Ce printemps, l’événement cinématographique nous arrive par l’entremise de la vidéo. Cet événement, c’est la sortie tant attendue du Décalogue de Krzysztof Kieslowski, la monumentale série de dix films tournés pour la télévision polonaise, que le regretté cinéaste — mort en 1996, à l’âge de 54 ans – avait conçus en s’inspirant librement des dix commandements.
Bien que cette oeuvre-somme (qui totalise près de dix heures de visionnement!) ait connu une vaste popularité en Europe, la plupart des cinéphiles nord-américains n’en connaissent qu’une petite portion: à savoir les deux téléfilms (Tu ne tueras point et Une brève histoire d’amour) qui – ayant fait l’objet de _«versions longues» _- ont eu droit à une sortie dans les salles de cinéma.

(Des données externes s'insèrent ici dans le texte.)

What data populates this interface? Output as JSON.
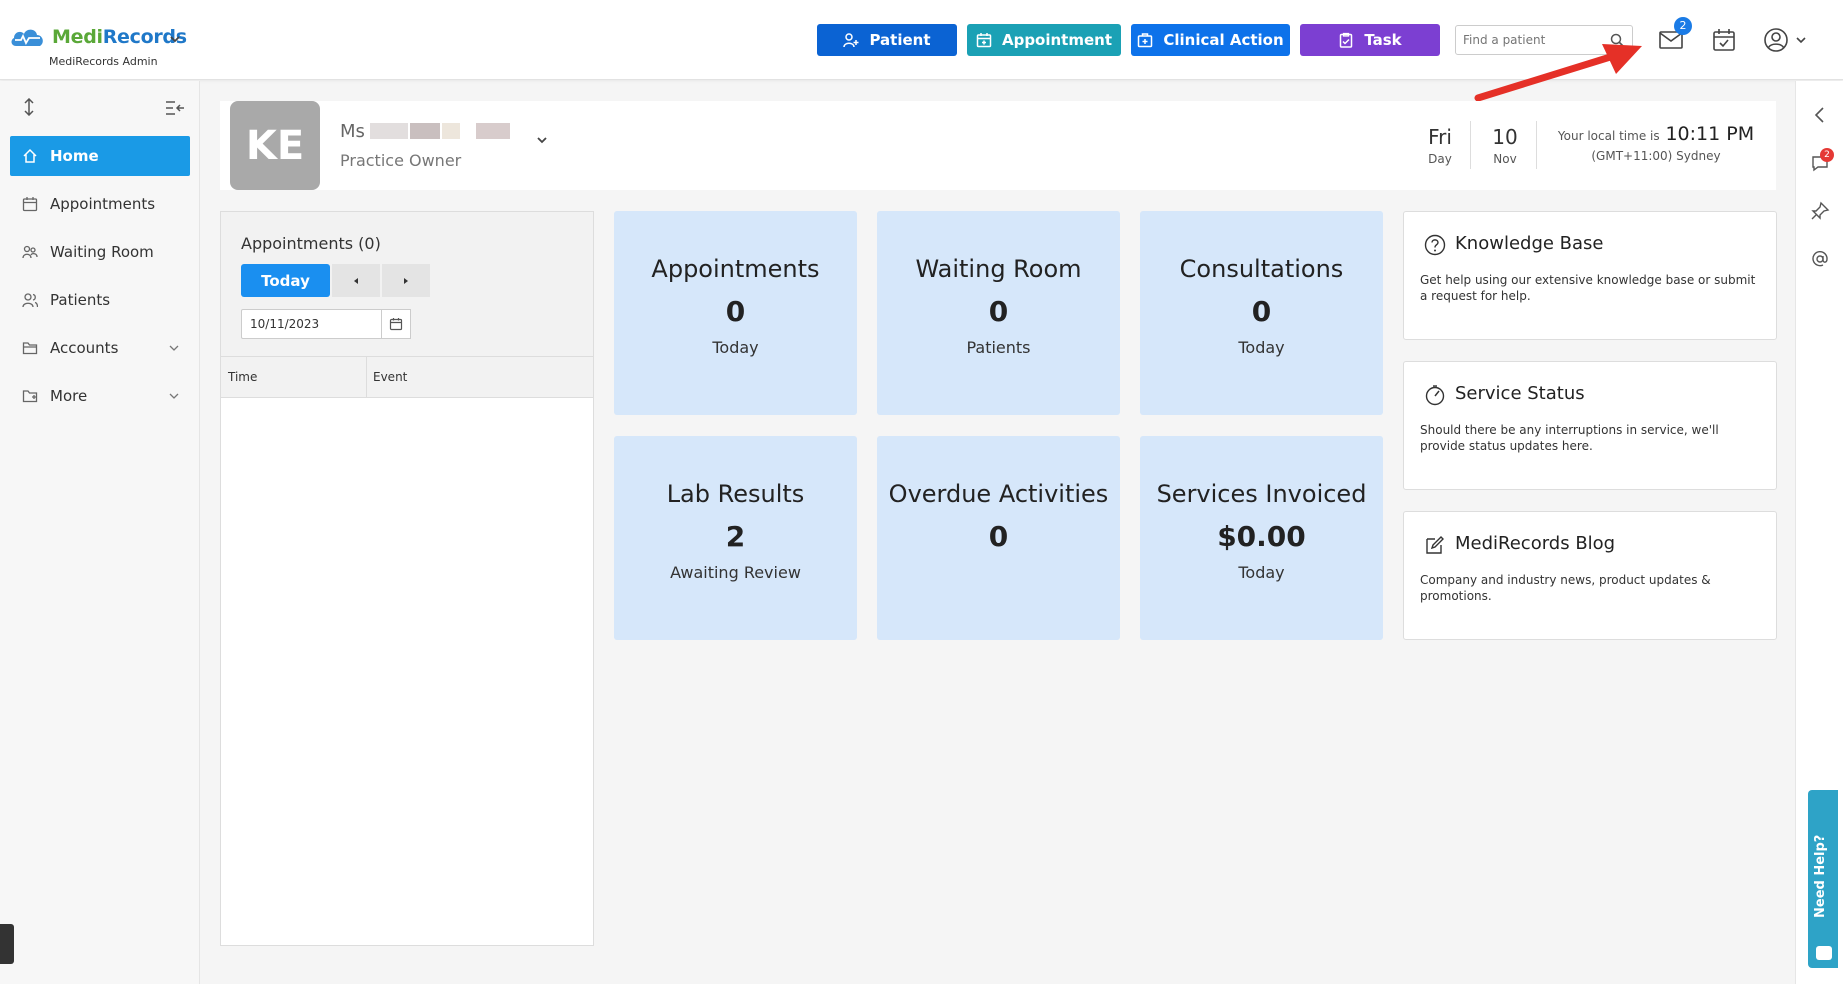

Or, si ces deux films sont intrinsèquement remarquables, ils ne trouvent leur plein sens qu’à l’intérieur de la tapisserie que forme l’ensemble (à la fois vaste et intimiste) du Décalogue: un réseau complexe d’échos, de correspondances et de destins entremêlés, qui lie les parcours d’une vingtaine d’habitants d’un immeuble de Varsovie, dont les sorts se nouent et se dénouent sous l’oeil d’un personnage mystérieux (Dieu? un sans-abri? le spectateur?) qui les regarde enfreindre inconsciemment chacun des dix commandements.

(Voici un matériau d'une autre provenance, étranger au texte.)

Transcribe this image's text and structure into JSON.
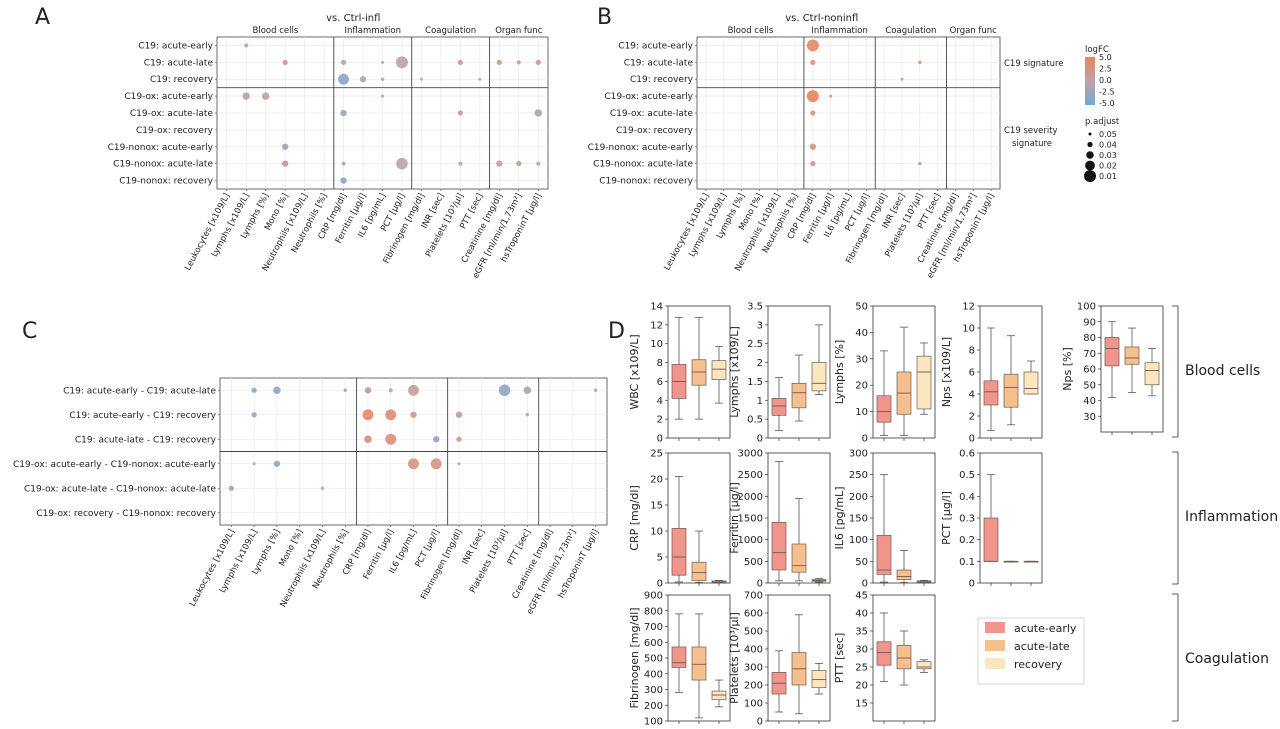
{
  "panels": {
    "A": "A",
    "B": "B",
    "C": "C",
    "D": "D"
  },
  "dot_rows_AB": [
    "C19: acute-early",
    "C19: acute-late",
    "C19: recovery",
    "C19-ox: acute-early",
    "C19-ox: acute-late",
    "C19-ox: recovery",
    "C19-nonox: acute-early",
    "C19-nonox: acute-late",
    "C19-nonox: recovery"
  ],
  "dot_rows_C": [
    "C19: acute-early - C19: acute-late",
    "C19: acute-early - C19: recovery",
    "C19: acute-late - C19: recovery",
    "C19-ox: acute-early - C19-nonox: acute-early",
    "C19-ox: acute-late - C19-nonox: acute-late",
    "C19-ox: recovery - C19-nonox: recovery"
  ],
  "dot_cols": [
    "Leukocytes [x109/L]",
    "Lymphs [x109/L]",
    "Lymphs [%]",
    "Mono [%]",
    "Neutrophils [x109/L]",
    "Neutrophils [%]",
    "CRP [mg/dl]",
    "Ferritin [µg/l]",
    "IL6 [pg/mL]",
    "PCT [µg/l]",
    "Fibrinogen [mg/dl]",
    "INR [sec]",
    "Platelets [10³/µl]",
    "PTT [sec]",
    "Creatinine [mg/dl]",
    "eGFR [ml/min/1,73m²]",
    "hsTroponinT [µg/l]"
  ],
  "groups": [
    "Blood cells",
    "Inflammation",
    "Coagulation",
    "Organ func"
  ],
  "titleA": "vs. Ctrl-infl",
  "titleB": "vs. Ctrl-noninfl",
  "sideB": [
    "C19 signature",
    "C19 severity",
    "signature"
  ],
  "legend": {
    "logfc_title": "logFC",
    "logfc_ticks": [
      "5.0",
      "2.5",
      "0.0",
      "-2.5",
      "-5.0"
    ],
    "padj_title": "p.adjust",
    "padj_ticks": [
      "0.05",
      "0.04",
      "0.03",
      "0.02",
      "0.01"
    ]
  },
  "colors": {
    "early": "#f0958b",
    "late": "#f5c08e",
    "recovery": "#fbe6bf",
    "pos": "#e8845e",
    "neg": "#6fa8d6",
    "mid": "#bfa1a8"
  },
  "chart_data": [
    {
      "type": "scatter",
      "panel": "A",
      "title": "vs. Ctrl-infl",
      "points": [
        {
          "r": 0,
          "c": 1,
          "fc": 0.6,
          "p": 0.045
        },
        {
          "r": 1,
          "c": 3,
          "fc": 2.5,
          "p": 0.04
        },
        {
          "r": 1,
          "c": 6,
          "fc": -0.5,
          "p": 0.04
        },
        {
          "r": 1,
          "c": 8,
          "fc": 1.5,
          "p": 0.05
        },
        {
          "r": 1,
          "c": 9,
          "fc": -0.3,
          "p": 0.01
        },
        {
          "r": 1,
          "c": 12,
          "fc": 1.3,
          "p": 0.04
        },
        {
          "r": 1,
          "c": 14,
          "fc": 1.3,
          "p": 0.04
        },
        {
          "r": 1,
          "c": 15,
          "fc": 1.8,
          "p": 0.045
        },
        {
          "r": 1,
          "c": 16,
          "fc": 1.2,
          "p": 0.04
        },
        {
          "r": 2,
          "c": 6,
          "fc": -3.5,
          "p": 0.015
        },
        {
          "r": 2,
          "c": 7,
          "fc": -0.6,
          "p": 0.035
        },
        {
          "r": 2,
          "c": 8,
          "fc": 0.5,
          "p": 0.048
        },
        {
          "r": 2,
          "c": 10,
          "fc": 1.0,
          "p": 0.05
        },
        {
          "r": 2,
          "c": 13,
          "fc": 0.5,
          "p": 0.05
        },
        {
          "r": 3,
          "c": 1,
          "fc": 0.8,
          "p": 0.03
        },
        {
          "r": 3,
          "c": 2,
          "fc": 0.8,
          "p": 0.03
        },
        {
          "r": 3,
          "c": 8,
          "fc": 2.5,
          "p": 0.05
        },
        {
          "r": 4,
          "c": 6,
          "fc": -2.5,
          "p": 0.035
        },
        {
          "r": 4,
          "c": 12,
          "fc": 1.4,
          "p": 0.04
        },
        {
          "r": 4,
          "c": 16,
          "fc": -1.0,
          "p": 0.03
        },
        {
          "r": 6,
          "c": 3,
          "fc": -2.5,
          "p": 0.035
        },
        {
          "r": 7,
          "c": 3,
          "fc": 2.0,
          "p": 0.035
        },
        {
          "r": 7,
          "c": 6,
          "fc": -0.3,
          "p": 0.045
        },
        {
          "r": 7,
          "c": 9,
          "fc": -0.3,
          "p": 0.012
        },
        {
          "r": 7,
          "c": 12,
          "fc": 1.3,
          "p": 0.045
        },
        {
          "r": 7,
          "c": 14,
          "fc": 1.0,
          "p": 0.035
        },
        {
          "r": 7,
          "c": 15,
          "fc": 1.6,
          "p": 0.04
        },
        {
          "r": 7,
          "c": 16,
          "fc": 1.0,
          "p": 0.045
        },
        {
          "r": 8,
          "c": 6,
          "fc": -3.5,
          "p": 0.035
        }
      ]
    },
    {
      "type": "scatter",
      "panel": "B",
      "title": "vs. Ctrl-noninfl",
      "points": [
        {
          "r": 0,
          "c": 6,
          "fc": 4.5,
          "p": 0.01
        },
        {
          "r": 1,
          "c": 6,
          "fc": 2.5,
          "p": 0.04
        },
        {
          "r": 1,
          "c": 12,
          "fc": 3.0,
          "p": 0.048
        },
        {
          "r": 2,
          "c": 11,
          "fc": 1.0,
          "p": 0.05
        },
        {
          "r": 3,
          "c": 6,
          "fc": 5.0,
          "p": 0.01
        },
        {
          "r": 3,
          "c": 7,
          "fc": 2.5,
          "p": 0.05
        },
        {
          "r": 4,
          "c": 6,
          "fc": 2.5,
          "p": 0.04
        },
        {
          "r": 6,
          "c": 6,
          "fc": 2.5,
          "p": 0.035
        },
        {
          "r": 7,
          "c": 6,
          "fc": 2.5,
          "p": 0.04
        },
        {
          "r": 7,
          "c": 12,
          "fc": 2.5,
          "p": 0.048
        }
      ]
    },
    {
      "type": "scatter",
      "panel": "C",
      "points": [
        {
          "r": 0,
          "c": 1,
          "fc": -3.0,
          "p": 0.04
        },
        {
          "r": 0,
          "c": 2,
          "fc": -3.0,
          "p": 0.03
        },
        {
          "r": 0,
          "c": 5,
          "fc": -2.5,
          "p": 0.048
        },
        {
          "r": 0,
          "c": 6,
          "fc": 1.5,
          "p": 0.035
        },
        {
          "r": 0,
          "c": 7,
          "fc": -0.5,
          "p": 0.045
        },
        {
          "r": 0,
          "c": 8,
          "fc": 0.8,
          "p": 0.015
        },
        {
          "r": 0,
          "c": 12,
          "fc": -3.0,
          "p": 0.012
        },
        {
          "r": 0,
          "c": 13,
          "fc": -1.5,
          "p": 0.03
        },
        {
          "r": 0,
          "c": 16,
          "fc": 0.3,
          "p": 0.048
        },
        {
          "r": 1,
          "c": 1,
          "fc": -3.0,
          "p": 0.04
        },
        {
          "r": 1,
          "c": 6,
          "fc": 4.5,
          "p": 0.015
        },
        {
          "r": 1,
          "c": 7,
          "fc": 3.5,
          "p": 0.015
        },
        {
          "r": 1,
          "c": 8,
          "fc": 2.5,
          "p": 0.035
        },
        {
          "r": 1,
          "c": 10,
          "fc": 1.5,
          "p": 0.035
        },
        {
          "r": 1,
          "c": 13,
          "fc": -1.5,
          "p": 0.048
        },
        {
          "r": 2,
          "c": 6,
          "fc": 3.5,
          "p": 0.03
        },
        {
          "r": 2,
          "c": 7,
          "fc": 3.5,
          "p": 0.015
        },
        {
          "r": 2,
          "c": 9,
          "fc": -3.0,
          "p": 0.035
        },
        {
          "r": 2,
          "c": 10,
          "fc": 1.5,
          "p": 0.04
        },
        {
          "r": 3,
          "c": 1,
          "fc": -1.0,
          "p": 0.05
        },
        {
          "r": 3,
          "c": 2,
          "fc": -3.0,
          "p": 0.035
        },
        {
          "r": 3,
          "c": 8,
          "fc": 2.5,
          "p": 0.015
        },
        {
          "r": 3,
          "c": 9,
          "fc": 2.5,
          "p": 0.015
        },
        {
          "r": 3,
          "c": 10,
          "fc": 1.0,
          "p": 0.05
        },
        {
          "r": 4,
          "c": 0,
          "fc": -2.0,
          "p": 0.04
        },
        {
          "r": 4,
          "c": 4,
          "fc": 0.5,
          "p": 0.048
        }
      ]
    },
    {
      "type": "box",
      "panel": "D",
      "group_labels": [
        "Blood cells",
        "Inflammation",
        "Coagulation"
      ],
      "legend": [
        "acute-early",
        "acute-late",
        "recovery"
      ],
      "plots": [
        {
          "ylabel": "WBC [x109/L]",
          "ylim": [
            0,
            14
          ],
          "ticks": [
            0,
            2,
            4,
            6,
            8,
            10,
            12,
            14
          ],
          "boxes": [
            [
              2,
              4.2,
              6,
              7.8,
              12.8
            ],
            [
              2,
              5.6,
              7,
              8.3,
              12.8
            ],
            [
              3.7,
              6.2,
              7.3,
              8.2,
              9.7
            ]
          ]
        },
        {
          "ylabel": "Lymphs [x109/L]",
          "ylim": [
            0,
            3.5
          ],
          "ticks": [
            0,
            0.5,
            1.0,
            1.5,
            2.0,
            2.5,
            3.0,
            3.5
          ],
          "boxes": [
            [
              0.2,
              0.6,
              0.85,
              1.05,
              1.6
            ],
            [
              0.45,
              0.8,
              1.2,
              1.45,
              2.2
            ],
            [
              1.15,
              1.25,
              1.45,
              2.0,
              3.0
            ]
          ]
        },
        {
          "ylabel": "Lymphs [%]",
          "ylim": [
            0,
            50
          ],
          "ticks": [
            0,
            10,
            20,
            30,
            40,
            50
          ],
          "boxes": [
            [
              1,
              6,
              10,
              16,
              33
            ],
            [
              1,
              9,
              17,
              25,
              42
            ],
            [
              9,
              11,
              25,
              31,
              36
            ]
          ]
        },
        {
          "ylabel": "Nps [x109/L]",
          "ylim": [
            0,
            12
          ],
          "ticks": [
            0,
            2,
            4,
            6,
            8,
            10,
            12
          ],
          "boxes": [
            [
              0.7,
              3,
              4.2,
              5.2,
              10
            ],
            [
              1.2,
              2.8,
              4.6,
              5.8,
              9.3
            ],
            [
              4,
              4,
              4.5,
              6,
              7
            ]
          ]
        },
        {
          "ylabel": "Nps [%]",
          "ylim": [
            20,
            100
          ],
          "ticks": [
            30,
            40,
            50,
            60,
            70,
            80,
            90,
            100
          ],
          "boxes": [
            [
              42,
              62,
              73,
              80,
              90
            ],
            [
              45,
              63,
              67,
              74,
              86
            ],
            [
              43,
              50,
              59,
              64,
              73
            ]
          ]
        },
        {
          "ylabel": "CRP [mg/dl]",
          "ylim": [
            0,
            25
          ],
          "ticks": [
            0,
            5,
            10,
            15,
            20,
            25
          ],
          "boxes": [
            [
              0.2,
              1.5,
              5,
              10.5,
              20.5
            ],
            [
              0.1,
              0.5,
              2,
              4,
              10
            ],
            [
              0,
              0.1,
              0.2,
              0.4,
              0.5
            ]
          ]
        },
        {
          "ylabel": "Ferritin [µg/l]",
          "ylim": [
            0,
            3000
          ],
          "ticks": [
            0,
            500,
            1000,
            1500,
            2000,
            2500,
            3000
          ],
          "boxes": [
            [
              50,
              300,
              700,
              1400,
              2800
            ],
            [
              50,
              250,
              400,
              900,
              1950
            ],
            [
              20,
              40,
              60,
              80,
              100
            ]
          ]
        },
        {
          "ylabel": "IL6 [pg/mL]",
          "ylim": [
            0,
            300
          ],
          "ticks": [
            0,
            50,
            100,
            150,
            200,
            250,
            300
          ],
          "boxes": [
            [
              2,
              20,
              30,
              110,
              250
            ],
            [
              1,
              8,
              15,
              30,
              75
            ],
            [
              0,
              2,
              3,
              5,
              6
            ]
          ]
        },
        {
          "ylabel": "PCT [µg/l]",
          "ylim": [
            0,
            0.6
          ],
          "ticks": [
            0,
            0.1,
            0.2,
            0.3,
            0.4,
            0.5,
            0.6
          ],
          "boxes": [
            [
              0.1,
              0.1,
              0.1,
              0.3,
              0.5
            ],
            [
              0.1,
              0.1,
              0.1,
              0.1,
              0.1
            ],
            [
              0.1,
              0.1,
              0.1,
              0.1,
              0.1
            ]
          ]
        },
        {
          "ylabel": "Fibrinogen [mg/dl]",
          "ylim": [
            100,
            900
          ],
          "ticks": [
            100,
            200,
            300,
            400,
            500,
            600,
            700,
            800,
            900
          ],
          "boxes": [
            [
              280,
              440,
              470,
              570,
              780
            ],
            [
              120,
              360,
              460,
              570,
              780
            ],
            [
              190,
              235,
              265,
              290,
              360
            ]
          ]
        },
        {
          "ylabel": "Platelets [10³/µl]",
          "ylim": [
            0,
            700
          ],
          "ticks": [
            0,
            100,
            200,
            300,
            400,
            500,
            600,
            700
          ],
          "boxes": [
            [
              50,
              150,
              210,
              270,
              390
            ],
            [
              40,
              200,
              290,
              380,
              590
            ],
            [
              150,
              185,
              230,
              280,
              320
            ]
          ]
        },
        {
          "ylabel": "PTT [sec]",
          "ylim": [
            10,
            45
          ],
          "ticks": [
            15,
            20,
            25,
            30,
            35,
            40,
            45
          ],
          "boxes": [
            [
              21,
              25.5,
              29,
              32,
              40
            ],
            [
              20,
              24.5,
              27.5,
              31,
              35
            ],
            [
              23.5,
              24.5,
              25,
              26.5,
              27
            ]
          ]
        }
      ]
    }
  ]
}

Dans Tu honoreras un seul Dieu, un mathématicien découvre que l’ordinateur dans lequel il a placé sa foi est impuissant à prédire un désastre. Dans Tu ne prononceras le nom de Dieu qu’avec respect, un médecin hésite à conseiller à la femme enceinte d’un mourant de se faire avorter du bébé qu’elle a conçu avec son amant. Dans Tu sacrifieras le jour du Seigneur, l’ex-maîtresse d’un homme marié l’appelle le soir de Noël pour qu’il l’aide à retrouver son mari disparu. Dans Tu honoreras ton père et ta mère, une jeune femme découvre une lettre de sa mère qui bouleverse sa relation avec son père. Dans Tu ne tueras point, le meurtre d’un chauffeur de taxi et l’exécution de son assassin déchirent un avocat tiraillé entre crime et châtimnt. Dans Tu ne feras pas d’impureté, un timide qui espionne sa voisine est confronté aux conséquences de son voyeurisme. Dans Tu ne voleras pas, une fillette devient l’objet d’une guerre affective entre sa mère et sa grand-mère. Dans Tu ne mentiras pas, une professeure d’éthique retrouve une jeune femme qu’elle avait refusé d’héberger pendant la guerre. Dans Tu ne convoiteras pas la femme de ton voisin, un ex-don Juan impuissant est persuadé que sa femme le trompe avec un autre. Et dans Tu ne convoiteras pas le bien d’autrui, deux frères cupides sont poussés à la folie par une collection de timbres rares qu’ils ont reçue en héritage…
Superbement écrit par Kieslowski et Krzysztof Piesiewicz (un avocat qui construisait ses scénarios comme des plaidoyers impartiaux), Le Décalogue est une radiographie complexe des paradoxes de l’âme humaine, qui a l’élégance des récits de Schnitzler, la mélancolie des trios de Schubert, et la rigueur d’un regard qui a suscité l’admiration de Kubrick et invité des comparaisons avec Bergman. Oeuvre divine réalisée par un athée, cette méditation sur l’humanité et la foi (dont les dix épisodes furent complétés en une seule année!) fait douter de l’homme mais jamais du cinéma. Sa résurrection sur vidéo s’impose comme l’un des grands événements cinématographiques de l’année, et est un brillant rappel des commandements que tout cinéaste gagnerait à respecter.